Chennai: CIA – Consortium of Indian Associations , a forum for unified voice of the industry especially MSEs , across India , has been proposing to the government on various field level issues faced in availing benefits from schemes including ECLGS and also suggesting what is required at ground level to revive and survive.
“The disbursal of Rs 68311 crore against Rs.123,345 crore sanctioned, means only about 55 per cent of sanctioned loan is actually disbursed, as on 60th day of the announcement. Also, only 41 per cent of the total budgeted amount has been sanctioned even after nearly 45 days of Unlock period and only about 22 per cent of the budgeted allocation has been disbursed. The poor disbursal points to various field issues such as needs of documentation, fulfillment of conditions of sanction, sanction of inadequate funds and arbitrary use of funds by the banks / FI for settling dues which may not be the priority of the enterprise including regularisation of their accounts , Creation of MoD – have contributed to poor disbursal as against sanctions,” according to K E Raghunathan, convenor of CIA.

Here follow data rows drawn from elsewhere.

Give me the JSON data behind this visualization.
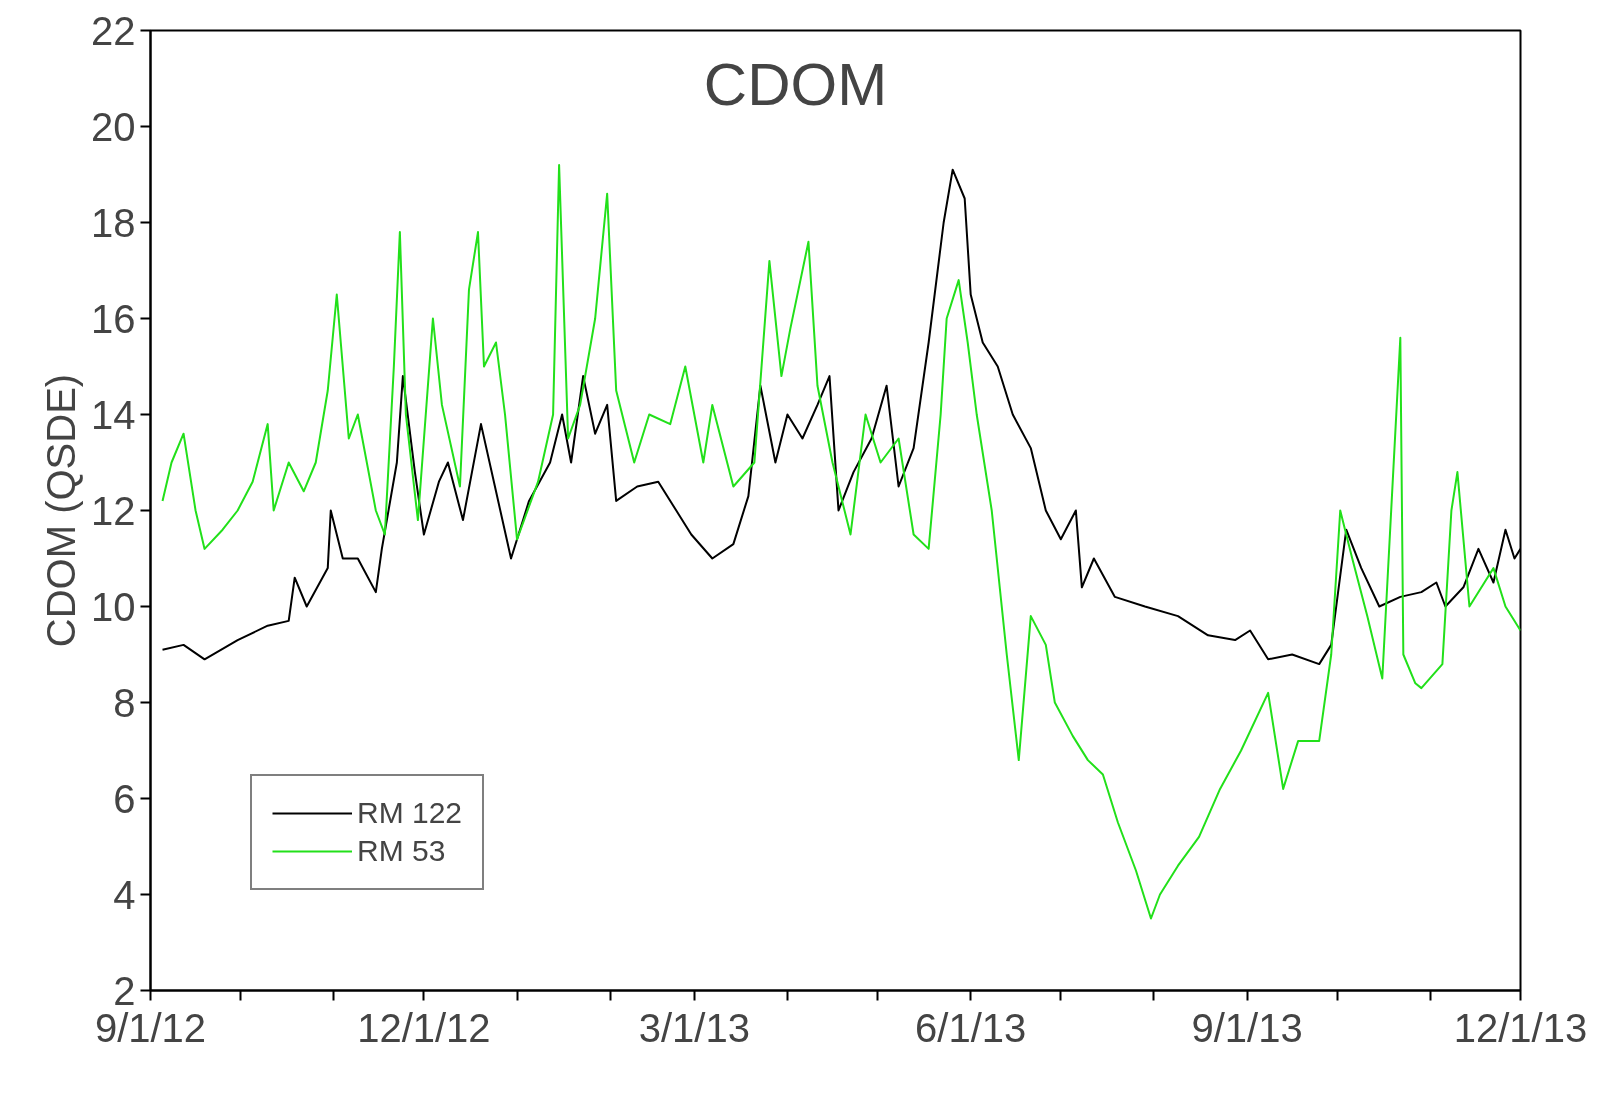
{
  "chart_data": {
    "type": "line",
    "title": "CDOM",
    "ylabel": "CDOM (QSDE)",
    "xlim": [
      "2012-09-01",
      "2013-12-01"
    ],
    "ylim": [
      2,
      22
    ],
    "yticks": [
      2,
      4,
      6,
      8,
      10,
      12,
      14,
      16,
      18,
      20,
      22
    ],
    "xticks": [
      {
        "value": "2012-09-01",
        "label": "9/1/12"
      },
      {
        "value": "2012-10-01",
        "label": null
      },
      {
        "value": "2012-11-01",
        "label": null
      },
      {
        "value": "2012-12-01",
        "label": "12/1/12"
      },
      {
        "value": "2013-01-01",
        "label": null
      },
      {
        "value": "2013-02-01",
        "label": null
      },
      {
        "value": "2013-03-01",
        "label": "3/1/13"
      },
      {
        "value": "2013-04-01",
        "label": null
      },
      {
        "value": "2013-05-01",
        "label": null
      },
      {
        "value": "2013-06-01",
        "label": "6/1/13"
      },
      {
        "value": "2013-07-01",
        "label": null
      },
      {
        "value": "2013-08-01",
        "label": null
      },
      {
        "value": "2013-09-01",
        "label": "9/1/13"
      },
      {
        "value": "2013-10-01",
        "label": null
      },
      {
        "value": "2013-11-01",
        "label": null
      },
      {
        "value": "2013-12-01",
        "label": "12/1/13"
      }
    ],
    "grid": false,
    "legend": "bottom left",
    "marker": "none",
    "line_style": "solid",
    "series": [
      {
        "name": "RM 122",
        "color": "#000000",
        "x": [
          "2012-09-05",
          "2012-09-12",
          "2012-09-19",
          "2012-09-30",
          "2012-10-10",
          "2012-10-17",
          "2012-10-19",
          "2012-10-23",
          "2012-10-30",
          "2012-10-31",
          "2012-11-04",
          "2012-11-09",
          "2012-11-15",
          "2012-11-17",
          "2012-11-22",
          "2012-11-24",
          "2012-11-28",
          "2012-12-01",
          "2012-12-06",
          "2012-12-09",
          "2012-12-14",
          "2012-12-20",
          "2012-12-25",
          "2012-12-30",
          "2013-01-05",
          "2013-01-12",
          "2013-01-16",
          "2013-01-19",
          "2013-01-23",
          "2013-01-27",
          "2013-01-31",
          "2013-02-03",
          "2013-02-10",
          "2013-02-17",
          "2013-02-23",
          "2013-02-28",
          "2013-03-07",
          "2013-03-14",
          "2013-03-19",
          "2013-03-23",
          "2013-03-28",
          "2013-04-01",
          "2013-04-06",
          "2013-04-11",
          "2013-04-15",
          "2013-04-18",
          "2013-04-23",
          "2013-04-29",
          "2013-05-04",
          "2013-05-08",
          "2013-05-13",
          "2013-05-18",
          "2013-05-23",
          "2013-05-26",
          "2013-05-30",
          "2013-06-01",
          "2013-06-05",
          "2013-06-10",
          "2013-06-15",
          "2013-06-21",
          "2013-06-26",
          "2013-07-01",
          "2013-07-06",
          "2013-07-08",
          "2013-07-12",
          "2013-07-19",
          "2013-07-29",
          "2013-08-09",
          "2013-08-19",
          "2013-08-28",
          "2013-09-02",
          "2013-09-08",
          "2013-09-16",
          "2013-09-25",
          "2013-09-29",
          "2013-10-04",
          "2013-10-09",
          "2013-10-15",
          "2013-10-22",
          "2013-10-29",
          "2013-11-03",
          "2013-11-06",
          "2013-11-12",
          "2013-11-17",
          "2013-11-22",
          "2013-11-26",
          "2013-11-29",
          "2013-12-01"
        ],
        "values": [
          9.1,
          9.2,
          8.9,
          9.3,
          9.6,
          9.7,
          10.6,
          10.0,
          10.8,
          12.0,
          11.0,
          11.0,
          10.3,
          11.2,
          13.0,
          14.8,
          12.8,
          11.5,
          12.6,
          13.0,
          11.8,
          13.8,
          12.4,
          11.0,
          12.2,
          13.0,
          14.0,
          13.0,
          14.8,
          13.6,
          14.2,
          12.2,
          12.5,
          12.6,
          12.0,
          11.5,
          11.0,
          11.3,
          12.3,
          14.6,
          13.0,
          14.0,
          13.5,
          14.2,
          14.8,
          12.0,
          12.8,
          13.5,
          14.6,
          12.5,
          13.3,
          15.5,
          18.0,
          19.1,
          18.5,
          16.5,
          15.5,
          15.0,
          14.0,
          13.3,
          12.0,
          11.4,
          12.0,
          10.4,
          11.0,
          10.2,
          10.0,
          9.8,
          9.4,
          9.3,
          9.5,
          8.9,
          9.0,
          8.8,
          9.2,
          11.6,
          10.8,
          10.0,
          10.2,
          10.3,
          10.5,
          10.0,
          10.4,
          11.2,
          10.5,
          11.6,
          11.0,
          11.2
        ]
      },
      {
        "name": "RM 53",
        "color": "#22e01a",
        "x": [
          "2012-09-05",
          "2012-09-08",
          "2012-09-12",
          "2012-09-16",
          "2012-09-19",
          "2012-09-25",
          "2012-09-30",
          "2012-10-05",
          "2012-10-10",
          "2012-10-12",
          "2012-10-17",
          "2012-10-22",
          "2012-10-26",
          "2012-10-30",
          "2012-11-02",
          "2012-11-06",
          "2012-11-09",
          "2012-11-15",
          "2012-11-18",
          "2012-11-21",
          "2012-11-23",
          "2012-11-25",
          "2012-11-29",
          "2012-12-04",
          "2012-12-07",
          "2012-12-13",
          "2012-12-16",
          "2012-12-19",
          "2012-12-21",
          "2012-12-25",
          "2012-12-28",
          "2013-01-01",
          "2013-01-08",
          "2013-01-13",
          "2013-01-15",
          "2013-01-18",
          "2013-01-22",
          "2013-01-27",
          "2013-01-31",
          "2013-02-03",
          "2013-02-09",
          "2013-02-14",
          "2013-02-21",
          "2013-02-26",
          "2013-03-04",
          "2013-03-07",
          "2013-03-14",
          "2013-03-21",
          "2013-03-26",
          "2013-03-30",
          "2013-04-02",
          "2013-04-08",
          "2013-04-11",
          "2013-04-16",
          "2013-04-22",
          "2013-04-27",
          "2013-05-02",
          "2013-05-08",
          "2013-05-13",
          "2013-05-18",
          "2013-05-22",
          "2013-05-24",
          "2013-05-28",
          "2013-05-31",
          "2013-06-03",
          "2013-06-08",
          "2013-06-13",
          "2013-06-17",
          "2013-06-21",
          "2013-06-26",
          "2013-06-29",
          "2013-07-05",
          "2013-07-10",
          "2013-07-15",
          "2013-07-20",
          "2013-07-26",
          "2013-07-31",
          "2013-08-03",
          "2013-08-09",
          "2013-08-16",
          "2013-08-23",
          "2013-08-30",
          "2013-09-08",
          "2013-09-13",
          "2013-09-18",
          "2013-09-25",
          "2013-09-29",
          "2013-10-02",
          "2013-10-06",
          "2013-10-11",
          "2013-10-16",
          "2013-10-22",
          "2013-10-23",
          "2013-10-27",
          "2013-10-29",
          "2013-11-05",
          "2013-11-08",
          "2013-11-10",
          "2013-11-14",
          "2013-11-19",
          "2013-11-22",
          "2013-11-26",
          "2013-12-01"
        ],
        "values": [
          12.2,
          13.0,
          13.6,
          12.0,
          11.2,
          11.6,
          12.0,
          12.6,
          13.8,
          12.0,
          13.0,
          12.4,
          13.0,
          14.5,
          16.5,
          13.5,
          14.0,
          12.0,
          11.5,
          15.0,
          17.8,
          14.0,
          11.8,
          16.0,
          14.2,
          12.5,
          16.6,
          17.8,
          15.0,
          15.5,
          14.0,
          11.4,
          12.6,
          14.0,
          19.2,
          13.5,
          14.2,
          16.0,
          18.6,
          14.5,
          13.0,
          14.0,
          13.8,
          15.0,
          13.0,
          14.2,
          12.5,
          13.0,
          17.2,
          14.8,
          15.8,
          17.6,
          14.6,
          13.0,
          11.5,
          14.0,
          13.0,
          13.5,
          11.5,
          11.2,
          14.0,
          16.0,
          16.8,
          15.5,
          14.0,
          12.0,
          9.0,
          6.8,
          9.8,
          9.2,
          8.0,
          7.3,
          6.8,
          6.5,
          5.5,
          4.5,
          3.5,
          4.0,
          4.6,
          5.2,
          6.2,
          7.0,
          8.2,
          6.2,
          7.2,
          7.2,
          9.0,
          12.0,
          11.0,
          9.8,
          8.5,
          15.6,
          9.0,
          8.4,
          8.3,
          8.8,
          12.0,
          12.8,
          10.0,
          10.5,
          10.8,
          10.0,
          9.5
        ]
      }
    ]
  }
}
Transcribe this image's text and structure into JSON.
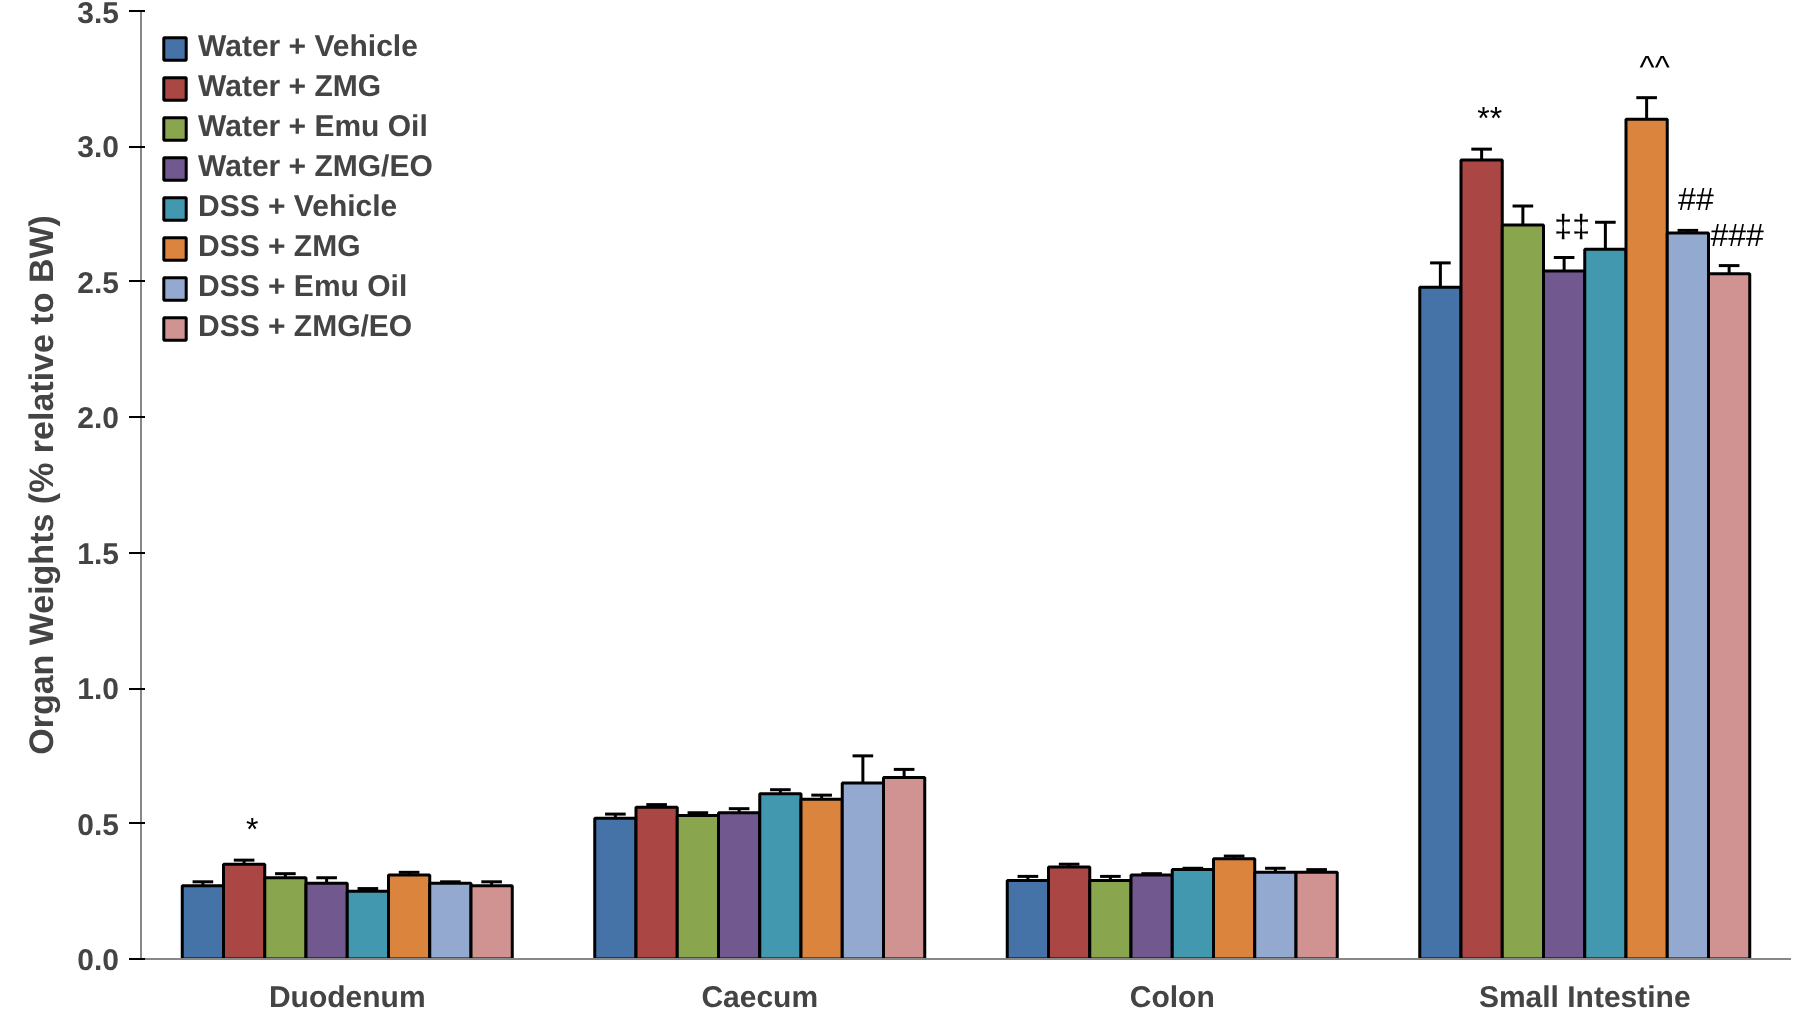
{
  "chart_data": {
    "type": "bar",
    "ylabel": "Organ Weights (% relative to BW)",
    "categories": [
      "Duodenum",
      "Caecum",
      "Colon",
      "Small Intestine"
    ],
    "series": [
      {
        "name": "Water + Vehicle",
        "color": "#4572a7",
        "values": [
          0.27,
          0.52,
          0.29,
          2.48
        ],
        "errors": [
          0.015,
          0.015,
          0.015,
          0.09
        ]
      },
      {
        "name": "Water + ZMG",
        "color": "#aa4643",
        "values": [
          0.35,
          0.56,
          0.34,
          2.95
        ],
        "errors": [
          0.015,
          0.01,
          0.01,
          0.04
        ],
        "value_labels": [
          "*",
          null,
          null,
          "**"
        ]
      },
      {
        "name": "Water + Emu Oil",
        "color": "#89a54e",
        "values": [
          0.3,
          0.53,
          0.29,
          2.71
        ],
        "errors": [
          0.015,
          0.01,
          0.015,
          0.07
        ]
      },
      {
        "name": "Water + ZMG/EO",
        "color": "#71588f",
        "values": [
          0.28,
          0.54,
          0.31,
          2.54
        ],
        "errors": [
          0.02,
          0.015,
          0.005,
          0.05
        ],
        "value_labels": [
          null,
          null,
          null,
          "‡‡"
        ]
      },
      {
        "name": "DSS + Vehicle",
        "color": "#4198af",
        "values": [
          0.25,
          0.61,
          0.33,
          2.62
        ],
        "errors": [
          0.01,
          0.015,
          0.005,
          0.1
        ]
      },
      {
        "name": "DSS + ZMG",
        "color": "#db843d",
        "values": [
          0.31,
          0.59,
          0.37,
          3.1
        ],
        "errors": [
          0.01,
          0.015,
          0.01,
          0.08
        ],
        "value_labels": [
          null,
          null,
          null,
          "^^"
        ]
      },
      {
        "name": "DSS + Emu Oil",
        "color": "#93a9cf",
        "values": [
          0.28,
          0.65,
          0.32,
          2.68
        ],
        "errors": [
          0.005,
          0.1,
          0.015,
          0.01
        ],
        "value_labels": [
          null,
          null,
          null,
          "##"
        ]
      },
      {
        "name": "DSS + ZMG/EO",
        "color": "#d19392",
        "values": [
          0.27,
          0.67,
          0.32,
          2.53
        ],
        "errors": [
          0.015,
          0.03,
          0.01,
          0.03
        ],
        "value_labels": [
          null,
          null,
          null,
          "###"
        ]
      }
    ],
    "ylim": [
      0,
      3.5
    ],
    "yticks": [
      {
        "value": 0,
        "label": "0.0"
      },
      {
        "value": 0.5,
        "label": "0.5"
      },
      {
        "value": 1,
        "label": "1.0"
      },
      {
        "value": 1.5,
        "label": "1.5"
      },
      {
        "value": 2,
        "label": "2.0"
      },
      {
        "value": 2.5,
        "label": "2.5"
      },
      {
        "value": 3,
        "label": "3.0"
      },
      {
        "value": 3.5,
        "label": "3.5"
      }
    ],
    "grid": false,
    "legend": "top left"
  }
}
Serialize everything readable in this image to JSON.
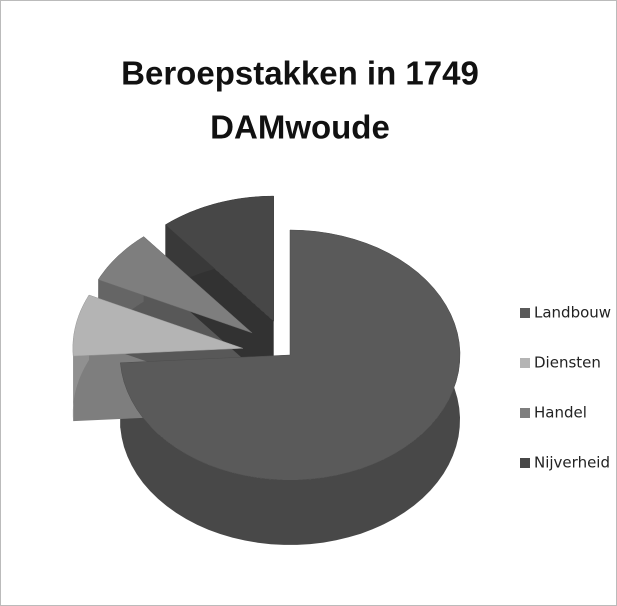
{
  "chart_data": {
    "type": "pie3d",
    "title": [
      "Beroepstakken in 1749",
      "DAMwoude"
    ],
    "categories": [
      "Landbouw",
      "Diensten",
      "Handel",
      "Nijverheid"
    ],
    "values": [
      74,
      8,
      7,
      11
    ],
    "colors": [
      "#5a5a5a",
      "#b4b4b4",
      "#7e7e7e",
      "#474747"
    ],
    "legend": "right"
  }
}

Kenny Ramanand , national general secretary of All India Manufacturers
Organisation and coordinator of CIA formation, said about 18 lakhs units have received the funds out of 37 lakhs units sanctioned. This points out that about 40 per cent of the units out of the estimated 45 lakhs beneficiaries have already received the funds. Another interesting aspect is that as per this statistics only an average of Rs 3,80,000 per enterprise has been sanctioned as against the budgeted average of Rs.6,66,000 per enterprise. How an industry can turn around from a nearly tree months of lockdown phase, with a meagre amount of Rs 3.80 lakh?.